For a time, YouTube's ascension to major scripted TV player seemed inevitable. It already had the platform, all it needed was the shows, and the success of Karate Kid spin-off Cobra Kai boded well when it launched on pay service YouTube Red in May 2018. The first episode, posted for free, was viewed 5.4 million times in its first 24 hours online, with Cinema Blend noting that the series "debuted to numbers that should make rival streaming services take notice".
And yet, less than two weeks after launching its most ambitious series yet – the sci-fi epic Origin – The Hollywood Reporter divulged that YouTube would be scaling back its scripted output beginning in 2020, citing not just "a serious budget reduction" but also, crucially, a lack of a gap in the market.
Landgraf's biggest concern about "peak TV" was not just that the creative talent might not exist to justify the amount of money being ploughed into scripted shows, but simply that the audience wasn't there for it.
Could YouTube's about-face, then, mark the beginning of the end for the Golden Age of Television?

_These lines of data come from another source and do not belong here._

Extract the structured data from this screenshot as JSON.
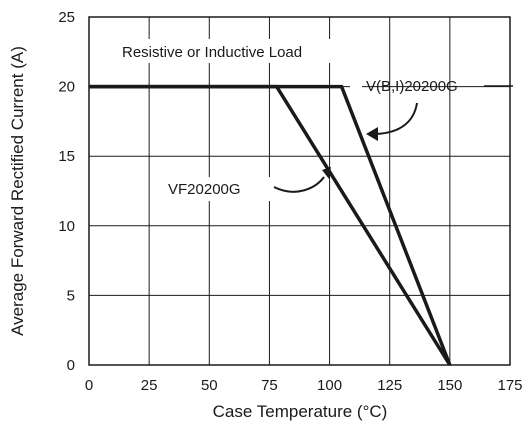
{
  "chart_data": {
    "type": "line",
    "title": "",
    "xlabel": "Case Temperature (°C)",
    "ylabel": "Average Forward Rectified Current (A)",
    "xlim": [
      0,
      175
    ],
    "ylim": [
      0,
      25
    ],
    "x_ticks": [
      "0",
      "25",
      "50",
      "75",
      "100",
      "125",
      "150",
      "175"
    ],
    "y_ticks": [
      "0",
      "5",
      "10",
      "15",
      "20",
      "25"
    ],
    "x_tick_values": [
      0,
      25,
      50,
      75,
      100,
      125,
      150,
      175
    ],
    "y_tick_values": [
      0,
      5,
      10,
      15,
      20,
      25
    ],
    "grid": true,
    "series": [
      {
        "name": "V(B,I)20200G",
        "x": [
          0,
          105,
          150
        ],
        "y": [
          20,
          20,
          0
        ]
      },
      {
        "name": "VF20200G",
        "x": [
          0,
          78,
          150
        ],
        "y": [
          20,
          20,
          0
        ]
      }
    ],
    "annotations": {
      "load": "Resistive or Inductive Load"
    },
    "colors": {
      "line": "#1a1a1a",
      "grid": "#1a1a1a",
      "background": "#ffffff"
    }
  }
}
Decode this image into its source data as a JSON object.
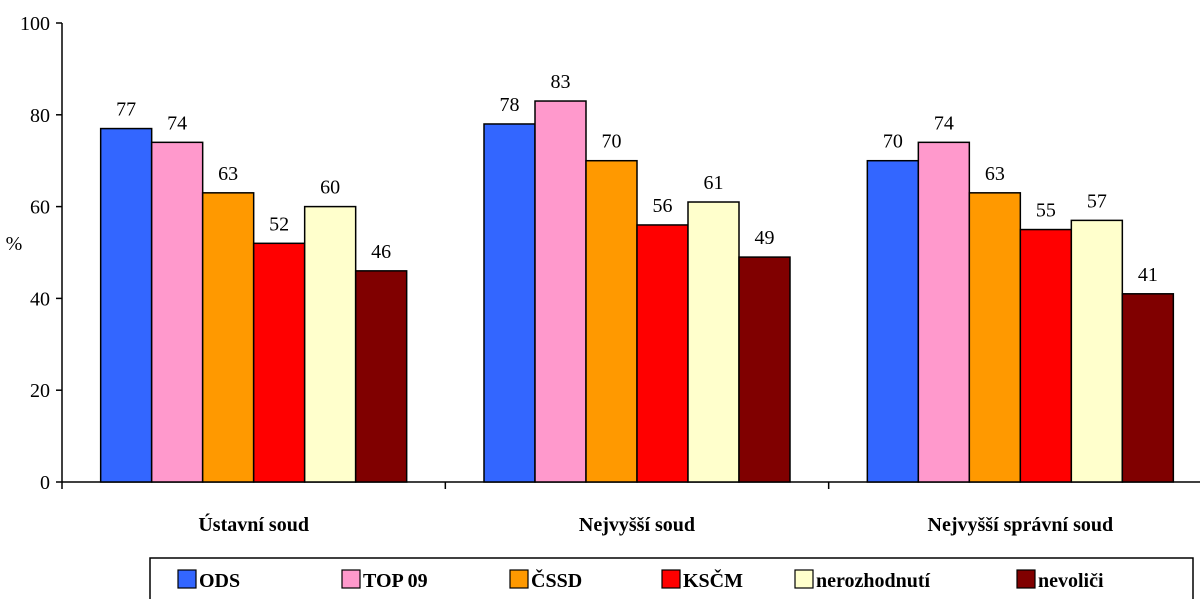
{
  "chart_data": {
    "type": "bar",
    "ylabel": "%",
    "ylim": [
      0,
      100
    ],
    "yticks": [
      0,
      20,
      40,
      60,
      80,
      100
    ],
    "grid": false,
    "legend_position": "bottom",
    "categories": [
      "Ústavní soud",
      "Nejvyšší soud",
      "Nejvyšší správní soud"
    ],
    "series": [
      {
        "name": "ODS",
        "color": "#3366ff",
        "values": [
          77,
          78,
          70
        ]
      },
      {
        "name": "TOP 09",
        "color": "#ff99cc",
        "values": [
          74,
          83,
          74
        ]
      },
      {
        "name": "ČSSD",
        "color": "#ff9900",
        "values": [
          63,
          70,
          63
        ]
      },
      {
        "name": "KSČM",
        "color": "#ff0000",
        "values": [
          52,
          56,
          55
        ]
      },
      {
        "name": "nerozhodnutí",
        "color": "#ffffcc",
        "values": [
          60,
          61,
          57
        ]
      },
      {
        "name": "nevoliči",
        "color": "#800000",
        "values": [
          46,
          49,
          41
        ]
      }
    ]
  }
}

Is this the start of "the contraction" that Landgraf predicted? YouTube might be big business, but if what THR suggests is true, it also knew when it was on a hiding to nothing. Might other business giants like Apple and Facebook similarly struggle to gain traction in the crowded scripted TV market?
Like most of its streaming rivals, Facebook doesn't share data related to how Facebook Watch is performing. But it's interesting that despite the critical success of September's original series Sorry For Your Loss starring Elizabeth Olsen, Variety has suggested that "long term, sports will likely represent the bulk of Facebook’s content spending".
In 2016, Landgraf predicted that 500 scripted shows would be on-air by the end of 2017. He wasn't far off, with 487 such series airing last year. He also suggested that "peak TV" – this ever-growing expansion – would come to an end by 2019, and the early signs are there that this second forecast will prove to be equally on the money.